I've been meaning to post this for a few days, but I've kept myself busy trying to go through and do a bit of spring decluttering cleaning around my house. Tonight is the storage closet *shudder*

So, to take a little break, I figured I would go ahead and type out this tutorial for anyone who may be interested =)

What're we making?

What you need:
Printed Alphabet (If you use my templates you will need 7 sheets of printer paper)
  • Download the PDF HERE
Scrap fabric pieces (or yardage if you prefer!)
Pins
Scissors (Fabric and paper)
Some sort of stabilizer like:
  • Batting
  • Interfacing
  • Felt
Optional Supplies:
Exacto-knife
Magnets (Small to put inside the letters before closing them all the way up!)

Now, let's get started!

Step 1.
  • Print and Cut out your alphabet templates.
  • I recommend using an Exacto-knife to cut out the centers of the letters or those hard to reach with scissors places =)


Step 2.
  • Using the paper templates you just cut out you'll start cutting out your letters. You'll choose a front fabric and back. I cut mine out at the same time just remember to place the backing fabric right side down and the front fabric right side up and your letter on top of those pieces.

  • Please note that with this step if you'd like your letters to have felt as backing so that they can be used on a felt board you would be cutting the felt as the backing fabric!
  • Pin your templates in place so that they (and the fabric) don't wiggle around as you cut them out.



  • I recommend that you cut the main shape out with a large pair of fabric scissors and then a small pair for the inside details.


(I LOVE THESE!!!!)
If you fold the letter a little bit and use the tips of the small scissors to start a small hole to get in there it makes a world of difference =)
Voila!

  • Now you'll need to cut out your interfacing letter as well (or batting, whatever you prefer to use as the inside to make it a little more sturdy!) I trace my letter in pen straight onto my interfacing so that I can cut it out without worrying about my template.

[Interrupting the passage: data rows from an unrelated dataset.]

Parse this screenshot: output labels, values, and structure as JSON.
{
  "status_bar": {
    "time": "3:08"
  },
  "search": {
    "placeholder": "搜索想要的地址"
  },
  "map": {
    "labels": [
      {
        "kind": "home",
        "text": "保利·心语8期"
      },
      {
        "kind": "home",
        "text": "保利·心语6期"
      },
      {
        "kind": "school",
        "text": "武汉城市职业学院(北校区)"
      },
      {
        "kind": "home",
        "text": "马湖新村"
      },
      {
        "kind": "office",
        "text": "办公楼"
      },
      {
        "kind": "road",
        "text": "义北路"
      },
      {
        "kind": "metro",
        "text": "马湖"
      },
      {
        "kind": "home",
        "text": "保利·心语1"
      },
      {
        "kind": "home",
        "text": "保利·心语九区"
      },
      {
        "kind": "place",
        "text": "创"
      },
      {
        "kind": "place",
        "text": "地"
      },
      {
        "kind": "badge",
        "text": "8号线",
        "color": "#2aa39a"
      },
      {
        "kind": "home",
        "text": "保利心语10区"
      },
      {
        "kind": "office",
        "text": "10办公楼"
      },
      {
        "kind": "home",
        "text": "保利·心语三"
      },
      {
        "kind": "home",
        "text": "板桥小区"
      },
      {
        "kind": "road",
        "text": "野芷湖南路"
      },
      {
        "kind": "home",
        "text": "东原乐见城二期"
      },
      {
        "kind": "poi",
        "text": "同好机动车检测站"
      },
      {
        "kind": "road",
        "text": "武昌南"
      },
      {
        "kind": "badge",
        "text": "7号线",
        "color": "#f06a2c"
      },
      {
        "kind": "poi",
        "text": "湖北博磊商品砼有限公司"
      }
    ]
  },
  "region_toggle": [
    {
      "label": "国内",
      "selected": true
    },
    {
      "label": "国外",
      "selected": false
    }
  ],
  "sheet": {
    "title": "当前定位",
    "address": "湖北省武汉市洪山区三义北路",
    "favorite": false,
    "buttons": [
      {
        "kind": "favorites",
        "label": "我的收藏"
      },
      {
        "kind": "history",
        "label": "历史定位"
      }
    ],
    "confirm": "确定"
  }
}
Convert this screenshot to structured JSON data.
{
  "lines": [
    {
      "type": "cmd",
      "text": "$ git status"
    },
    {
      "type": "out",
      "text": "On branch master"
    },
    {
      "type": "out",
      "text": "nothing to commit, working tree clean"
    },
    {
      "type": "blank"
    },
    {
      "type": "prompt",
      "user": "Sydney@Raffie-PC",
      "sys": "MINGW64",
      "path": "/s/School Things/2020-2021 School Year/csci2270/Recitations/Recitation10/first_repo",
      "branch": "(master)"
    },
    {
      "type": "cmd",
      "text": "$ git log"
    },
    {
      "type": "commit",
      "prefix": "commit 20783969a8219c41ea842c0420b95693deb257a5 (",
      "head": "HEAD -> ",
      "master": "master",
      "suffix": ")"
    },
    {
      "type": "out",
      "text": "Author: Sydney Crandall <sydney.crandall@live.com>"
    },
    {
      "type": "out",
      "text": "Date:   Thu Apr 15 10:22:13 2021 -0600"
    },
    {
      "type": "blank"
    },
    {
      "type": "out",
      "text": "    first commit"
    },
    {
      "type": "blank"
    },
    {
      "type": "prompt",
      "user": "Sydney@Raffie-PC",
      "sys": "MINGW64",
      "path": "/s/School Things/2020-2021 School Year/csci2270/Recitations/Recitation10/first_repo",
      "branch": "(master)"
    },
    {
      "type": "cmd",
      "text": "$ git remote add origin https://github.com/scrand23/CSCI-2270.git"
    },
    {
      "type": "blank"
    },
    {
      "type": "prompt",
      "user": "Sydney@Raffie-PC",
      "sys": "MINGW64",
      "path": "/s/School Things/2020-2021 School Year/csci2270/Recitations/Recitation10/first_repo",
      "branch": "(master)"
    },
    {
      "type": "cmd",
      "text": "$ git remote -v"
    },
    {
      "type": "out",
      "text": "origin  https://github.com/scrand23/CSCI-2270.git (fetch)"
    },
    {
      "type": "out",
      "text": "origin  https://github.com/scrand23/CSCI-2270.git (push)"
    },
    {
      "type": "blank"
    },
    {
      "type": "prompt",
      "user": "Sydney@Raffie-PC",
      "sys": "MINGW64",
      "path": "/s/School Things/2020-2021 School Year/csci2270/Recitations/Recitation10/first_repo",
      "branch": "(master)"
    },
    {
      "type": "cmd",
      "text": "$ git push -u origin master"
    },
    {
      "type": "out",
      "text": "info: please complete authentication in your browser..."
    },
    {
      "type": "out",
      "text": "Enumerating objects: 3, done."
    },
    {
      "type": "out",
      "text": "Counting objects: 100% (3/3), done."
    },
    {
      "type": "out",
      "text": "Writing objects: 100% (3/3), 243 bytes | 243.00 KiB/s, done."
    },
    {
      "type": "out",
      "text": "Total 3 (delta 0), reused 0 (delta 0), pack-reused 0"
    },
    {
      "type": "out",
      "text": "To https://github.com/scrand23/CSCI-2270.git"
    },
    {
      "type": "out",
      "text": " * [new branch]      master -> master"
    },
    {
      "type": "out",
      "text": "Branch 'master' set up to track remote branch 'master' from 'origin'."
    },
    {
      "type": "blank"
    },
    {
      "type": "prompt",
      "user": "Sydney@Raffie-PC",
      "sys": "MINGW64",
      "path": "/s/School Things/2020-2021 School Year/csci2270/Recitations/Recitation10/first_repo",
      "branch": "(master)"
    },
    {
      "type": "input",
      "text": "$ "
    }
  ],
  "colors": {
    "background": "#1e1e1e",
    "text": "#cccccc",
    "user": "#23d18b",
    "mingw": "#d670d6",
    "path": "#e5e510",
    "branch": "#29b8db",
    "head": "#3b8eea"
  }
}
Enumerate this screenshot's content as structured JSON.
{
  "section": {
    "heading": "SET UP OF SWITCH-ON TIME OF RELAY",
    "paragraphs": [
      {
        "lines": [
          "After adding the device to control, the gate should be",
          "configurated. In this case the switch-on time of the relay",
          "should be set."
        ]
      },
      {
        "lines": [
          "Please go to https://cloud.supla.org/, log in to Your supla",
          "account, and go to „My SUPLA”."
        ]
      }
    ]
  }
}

  • Once you have it traced or pinned to the interfacing(or batting) cut out your letter.

Step 3.
  • Stack your letter cut outs with back fabric facing right side down then your interfacing(or batting) and then top the sandwich with the top fabric facing right side up. (You're pretty much making a mini quilt here lol if that makes more sense!)
Step 4.
  • Pin if you feel the need and then sew a very scant 1/4 inch seam around the entire edge of the letter.

(Pivot at the corners!!!)

  • Once you have the outsides of the letter sewn together move onto the inside details. So for the A, you'll sew around the inside triangle =) (Sorry I forgot to get a picture of that step lol)
Step 5.
  • Trim the interfacing or batting if you prefer. I used my small scissors(see I really do love them!) to trim away the excess because I was afraid with my daughter's tiny hands she might get a paper cut from it. So, just keep that in mind =)
Step 6.
  • Enjoy your lovely little fabric letter and then move on to the next one =) 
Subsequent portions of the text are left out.